A nation's rush to just judgments


Justice: With outside help, the Republic of Georgia tries a Western approach to law, emphasizing due process.

February 23, 2000|By Alan Friedman | Alan Friedman,SPECIAL TO THE SUN

TBILISI, Georgia -- The pale afternoon light on the winter day had begun to fade as the small group of law students huddled in the conference room heated only by a portable kerosene stove.

After attending classes at Tbilisi State University, they had come to work with an American lawyer who was teaching them basic courtroom skills and tactics. As if the lack of heat were not deterrent enough, the fading sunlight presented another problem: It was getting too dark to take notes.

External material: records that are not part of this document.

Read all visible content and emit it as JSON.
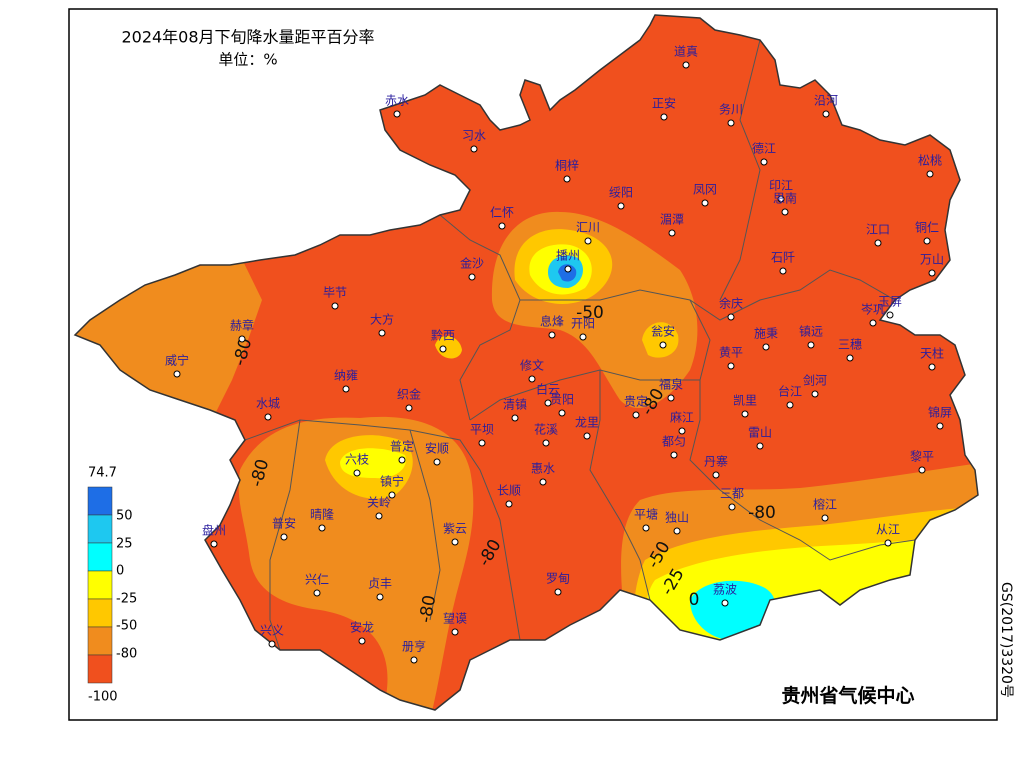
{
  "title": "2024年08月下旬降水量距平百分率",
  "unit": "单位：%",
  "legend": {
    "labels": [
      "74.7",
      "50",
      "25",
      "0",
      "-25",
      "-50",
      "-80",
      "-100"
    ]
  },
  "contour_labels": [
    "-80",
    "-50",
    "-80",
    "-80",
    "-80",
    "-80",
    "-80",
    "-50",
    "-25",
    "0"
  ],
  "stations": [
    "道真",
    "赤水",
    "习水",
    "正安",
    "务川",
    "沿河",
    "德江",
    "松桃",
    "桐梓",
    "绥阳",
    "凤冈",
    "印江",
    "思南",
    "仁怀",
    "湄潭",
    "汇川",
    "江口",
    "铜仁",
    "播州",
    "金沙",
    "石阡",
    "万山",
    "毕节",
    "大方",
    "黔西",
    "赫章",
    "息烽",
    "开阳",
    "余庆",
    "岑巩",
    "玉屏",
    "瓮安",
    "施秉",
    "镇远",
    "三穗",
    "黄平",
    "天柱",
    "威宁",
    "纳雍",
    "修文",
    "白云",
    "福泉",
    "剑河",
    "台江",
    "织金",
    "清镇",
    "贵阳",
    "贵定",
    "凯里",
    "水城",
    "锦屏",
    "麻江",
    "花溪",
    "龙里",
    "平坝",
    "雷山",
    "都匀",
    "普定",
    "安顺",
    "六枝",
    "黎平",
    "丹寨",
    "惠水",
    "镇宁",
    "关岭",
    "长顺",
    "三都",
    "平塘",
    "独山",
    "榕江",
    "晴隆",
    "普安",
    "盘州",
    "紫云",
    "从江",
    "兴仁",
    "贞丰",
    "罗甸",
    "荔波",
    "望谟",
    "兴义",
    "安龙",
    "册亨"
  ],
  "footer": "贵州省气候中心",
  "map_number": "GS(2017)3320号"
}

Winter demands on the aging power system force blackouts on much of the city during the day. The group needed to work by candlelight to finish the discussion about interviewing witnesses and presenting testimony at a trial.

The legal community in the Republic of Georgia is seeking a quick infusion of trial advocacy skills as it struggles to replace a judicial system created by the former Soviet Union that valued party loyalty and swift verdicts over due process.

The American lawyer's trial advocacy classes are not part of the students' regular course of study and are arranged through local nongovernmental organizations that provide legal assistance to the poor in civil and criminal cases.

In these informal sessions, students press the lawyer for details about courtroom basics: How do you form the questions posed to a witness? How do you get a reluctant witness to give the desired answer? What do you do about an impatient judge who seems a little too eager to conclude a case?

They've seen it all on television and want to try it themselves. But legal education and the judicial system have a long way to go to match the spectacle of the O. J. Simpson trial, and the expectations of young Georgians crash hard against the realities of a reborn country seven years past a devastating civil war.

In 1998, in what many international observers considered a landmark in judicial reform among former Soviet republics, Georgia enacted legislation that required all sitting judges to go through qualification examinations to retain their seats.

Amid concerns that the tests would be corrupted, the government arranged for the first exam to be printed in San Francisco and flown to Georgia in a sealed diplomatic pouch. During the most recent examination session, 12 of 300 nonsitting applicants passed.

Money shortage slows reform

Hopes for progress have slowed in the face of financial strains on the government's ability to pay judicial salaries or make good on promises for raises.

The nation's Council of Justice, whose members include judges of the highest courts, threatened last month to resign unless judicial salaries were promptly paid. The parliamentary author of the reforms said the lack of salaries was forcing judges to accept bribes to make ends meet. The salaries were paid.

The impatience for change is born from a desire to throw off a dead political system and by an infusion of information fueled by access to cable news and the Internet.

U.S. and European organizations, eager to ensure a democratic government in a key region on Russia's southern border, sponsor seminars in Georgia that provide key government and business leaders with training and resources to continue reforms.

Groups including the American Bar Association, the Council of Europe and the Soros Foundation fund training sessions on topics ranging from labor law reform to judicial discipline to freedom of information.

The American Chamber of Commerce, composed of U.S.-based businesses operating here, recently sponsored a review of Georgian tax laws and recommended changes to encourage compliance and increase revenues, which are hampered by smuggling and black market operations in a number of key market sectors, including fuel and consumer goods.

The Organization for Security and Cooperation in Europe provided more than 200 international observers for last fall's parliamentary elections and will also do so for the presidential contest in April.

Even with international assistance, the Georgian government struggles to draft and implement basic statutes covering civil and criminal law.

Last year, a criminal procedure code was enacted to replace the prosecution-oriented communist system with a more Westernized approach intended to protect criminal defendants' rights.

The length of pretrial detention is now subject to review, and the system of having the judge responsible for soliciting information during a trial was changed to an adversary system.

Even before implementation was set to begin Jan. 1, major changes were made in the code. Its effective date was pushed back six months.

Police stick with old ways

The delays have kept reformers inside and outside of government at odds with police officials who still rely on Soviet-style interrogation tactics and corruption.